People have been using flat, ribbonlike materials, such as reed strips, to make woven baskets for thousands of years. This weaving method has reemerged as a technique for engineers to create textile and fabric structures with complex geometry. While beautiful and intricate, these baskets can also be surprisingly strong.
We are a team of structures and materials scientists at the University of Michigan. We wanted to figure out how basketlike structures that use traditional weaving techniques can be so sturdy, load-bearing and resilient.
To explore the resilience of baskets, we designed a series of small woven units that can be assembled into larger structures. These woven designs provide almost the same stiffness as nonwoven structures, such as plastic bins. They also do not fracture and fail when bent and twisted the way nonwoven, continuous systems (made out of a continuous sheet material) do.
Our basketlike woven structures have many potential applications, including tiny robots that are very damage resilient – these robots can be run over by a car and still do not fail. We could also make woven clothes to help protect people from severe impacts such as car crashes. We made these woven structures using Mylar (a type of polymer material), wood and steel.
Basket weaving as a practice has been around for centuries.

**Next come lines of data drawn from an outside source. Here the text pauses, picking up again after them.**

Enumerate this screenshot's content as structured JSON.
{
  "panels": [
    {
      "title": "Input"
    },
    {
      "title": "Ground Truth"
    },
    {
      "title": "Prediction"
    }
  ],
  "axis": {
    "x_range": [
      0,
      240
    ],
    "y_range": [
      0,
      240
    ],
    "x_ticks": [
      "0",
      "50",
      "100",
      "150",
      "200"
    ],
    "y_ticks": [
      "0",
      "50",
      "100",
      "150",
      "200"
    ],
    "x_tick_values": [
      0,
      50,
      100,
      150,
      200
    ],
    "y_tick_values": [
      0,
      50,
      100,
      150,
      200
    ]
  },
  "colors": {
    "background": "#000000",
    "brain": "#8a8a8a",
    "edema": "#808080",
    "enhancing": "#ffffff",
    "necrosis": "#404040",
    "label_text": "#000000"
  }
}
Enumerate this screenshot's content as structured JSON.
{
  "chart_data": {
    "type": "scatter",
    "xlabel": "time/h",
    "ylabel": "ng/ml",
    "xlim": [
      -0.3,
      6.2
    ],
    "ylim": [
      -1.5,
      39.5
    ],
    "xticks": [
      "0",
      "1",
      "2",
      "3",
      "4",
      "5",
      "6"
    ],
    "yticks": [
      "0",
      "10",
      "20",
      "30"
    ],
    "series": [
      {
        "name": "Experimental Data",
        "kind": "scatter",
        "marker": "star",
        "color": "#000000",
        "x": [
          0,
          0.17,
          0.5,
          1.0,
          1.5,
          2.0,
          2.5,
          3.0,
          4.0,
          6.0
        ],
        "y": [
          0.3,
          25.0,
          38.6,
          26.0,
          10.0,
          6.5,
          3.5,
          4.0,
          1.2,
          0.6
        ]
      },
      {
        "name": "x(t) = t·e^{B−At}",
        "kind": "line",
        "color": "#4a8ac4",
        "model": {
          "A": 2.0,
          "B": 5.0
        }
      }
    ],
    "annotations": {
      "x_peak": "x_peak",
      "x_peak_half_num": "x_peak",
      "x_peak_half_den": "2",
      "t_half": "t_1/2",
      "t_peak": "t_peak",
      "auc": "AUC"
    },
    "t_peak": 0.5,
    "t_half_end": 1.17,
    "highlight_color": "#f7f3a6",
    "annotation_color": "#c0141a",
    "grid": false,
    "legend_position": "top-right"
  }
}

Mlenny/iStock via Getty Images
Testing woven baskets
Early humans made baskets by weaving slender strips of bark or reeds, and some Indigenous societies use these techniques today. Basket weaving was an efficient way to turn one-dimensional strips into three-dimensional containers.
This geometric benefit is a direct motivation for basket weaving, but in our study published in August 2025 in Physical Review Research, we wanted to find out whether basket weaving can provide more than aesthetic value in modern science and engineering.
In our experiment, we compared woven and nonwoven containers that had the same overall shape and were fabricated using the same amount and type of materials.
The “ribbons” we used were 10 millimeters wide and two-tenths of a millimeter thick. They were always woven in the same over/under/over/under pattern. We wove baskets from the flat ribbons and then created models using 3D scans of these woven containers that helped us examine the underlying similarities and differences between the woven and continuous structures.
We found that these containers had similar stiffness to containers not made from woven materials, and they also went back to their initial shape after we bent or twisted them.